No detail was given to how the Fed intended to drain the excessive reserves from the banking system or provided any insight on when the policy rate will rise from its near zero target. The statement again noted that economic conditions were likely to warrant exceptionally low levels of the federal funds (policy) rate for an extended period. The wait continues for some change in the Fed's language as I suspect the Fed is wary of exciting the market. After all, the early moves only lessen the amount of Fed generosity on a path toward a more normal real (inflation adjusted) funds rate.
The Fed has been testing reverse repo operations since mid October but no mention of that was in the statement. The Fed will complete the $1.25 trillion of mortgage backed security purchases and a smaller $175 bln of GSE debt purchases by the end of the first quarter of 2010. The $25 bln downward adjustment to agency debt is tied to limited availability. The $300 bln purchase of Government debt is already complete.
Friday's Employment Report
The continued uptrend in the unemployment rate is believed to be one constraint on the Fed's policy direction. The early employment indicators offer no clear reason to expect a change from the very slow improvement seen to date. The consensus forecast may be a bit too bright at -175,000 lost jobs.
The best forward indicator for monthly payroll growth comes from ADP -- the private company that distributes payrolls for many large companies. ADP's -203.000 estimate for October's decline in private employment may be the sixth consecutive overestimate, as the recent downtrend in non-included government payrolls adds further weakness to the full payroll report.
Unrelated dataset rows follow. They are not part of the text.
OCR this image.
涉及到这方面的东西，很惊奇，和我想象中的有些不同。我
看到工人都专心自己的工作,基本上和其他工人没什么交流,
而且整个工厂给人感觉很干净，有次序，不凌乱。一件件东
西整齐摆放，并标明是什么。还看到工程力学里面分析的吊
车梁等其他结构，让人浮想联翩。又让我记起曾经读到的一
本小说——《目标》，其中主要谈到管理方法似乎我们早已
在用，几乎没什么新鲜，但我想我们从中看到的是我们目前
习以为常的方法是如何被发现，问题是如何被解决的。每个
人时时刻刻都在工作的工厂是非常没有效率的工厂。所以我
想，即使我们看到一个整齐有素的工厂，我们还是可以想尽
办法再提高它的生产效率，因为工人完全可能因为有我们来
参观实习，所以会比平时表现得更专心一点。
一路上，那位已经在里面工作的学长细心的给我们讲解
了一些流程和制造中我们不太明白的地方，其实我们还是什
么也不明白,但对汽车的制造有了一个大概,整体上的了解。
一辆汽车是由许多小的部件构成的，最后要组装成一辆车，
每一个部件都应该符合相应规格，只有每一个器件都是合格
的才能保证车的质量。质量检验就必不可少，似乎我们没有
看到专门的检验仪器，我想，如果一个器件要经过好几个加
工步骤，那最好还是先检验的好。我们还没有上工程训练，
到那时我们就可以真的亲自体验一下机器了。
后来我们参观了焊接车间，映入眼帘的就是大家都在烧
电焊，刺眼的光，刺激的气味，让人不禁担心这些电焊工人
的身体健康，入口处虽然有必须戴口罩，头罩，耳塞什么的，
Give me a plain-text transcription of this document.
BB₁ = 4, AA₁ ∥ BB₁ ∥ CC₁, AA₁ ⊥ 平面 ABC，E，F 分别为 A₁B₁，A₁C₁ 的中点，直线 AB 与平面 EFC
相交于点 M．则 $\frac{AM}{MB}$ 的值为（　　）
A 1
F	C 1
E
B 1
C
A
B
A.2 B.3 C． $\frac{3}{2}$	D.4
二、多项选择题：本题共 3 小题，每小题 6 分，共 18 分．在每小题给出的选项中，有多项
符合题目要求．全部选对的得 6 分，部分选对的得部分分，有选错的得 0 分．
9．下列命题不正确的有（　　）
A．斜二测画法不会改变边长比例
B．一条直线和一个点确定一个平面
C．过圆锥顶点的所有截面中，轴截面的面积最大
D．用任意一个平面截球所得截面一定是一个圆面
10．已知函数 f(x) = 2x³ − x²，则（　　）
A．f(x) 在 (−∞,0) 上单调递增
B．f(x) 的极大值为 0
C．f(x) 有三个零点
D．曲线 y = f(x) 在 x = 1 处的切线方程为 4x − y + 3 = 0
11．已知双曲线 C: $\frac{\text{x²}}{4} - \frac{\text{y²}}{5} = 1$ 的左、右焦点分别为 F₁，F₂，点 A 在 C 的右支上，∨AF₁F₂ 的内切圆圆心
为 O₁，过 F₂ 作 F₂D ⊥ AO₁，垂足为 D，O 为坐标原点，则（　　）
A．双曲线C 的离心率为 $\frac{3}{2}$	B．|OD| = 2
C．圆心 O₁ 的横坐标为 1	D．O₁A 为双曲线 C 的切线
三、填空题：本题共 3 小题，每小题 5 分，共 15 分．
Modest improvement in the weekly unemployment benefits claims also argue for small improvement from the -232,000 average decline of the last two months. Initial claims (a good indicator of layoffs) still holds above 525,000 as a level closer to 400,000 typically marks gains in payrolls. Both initial and continued unemployment claims remain above their peaks of the last two recessions suggesting continued weakness at least through year end.
The least accurate employment indicators come from the ISM employment surveys which showed a surprising rise from manufacturing (despite over 3 years of monthly declines and an October manufacturing drag in the ADP index) as the large majority in the non-manufacturing index fell to a five month low -- well below the positive growth marker.
The turn toward growth in payrolls may wait for mid-2010 as the unemployment rate turn should be earlier, possibly in the first quarter. The financial markets (and politicians) will continue to worry as the slow improvement in labor conditions continues despite clear growth in the economy overall.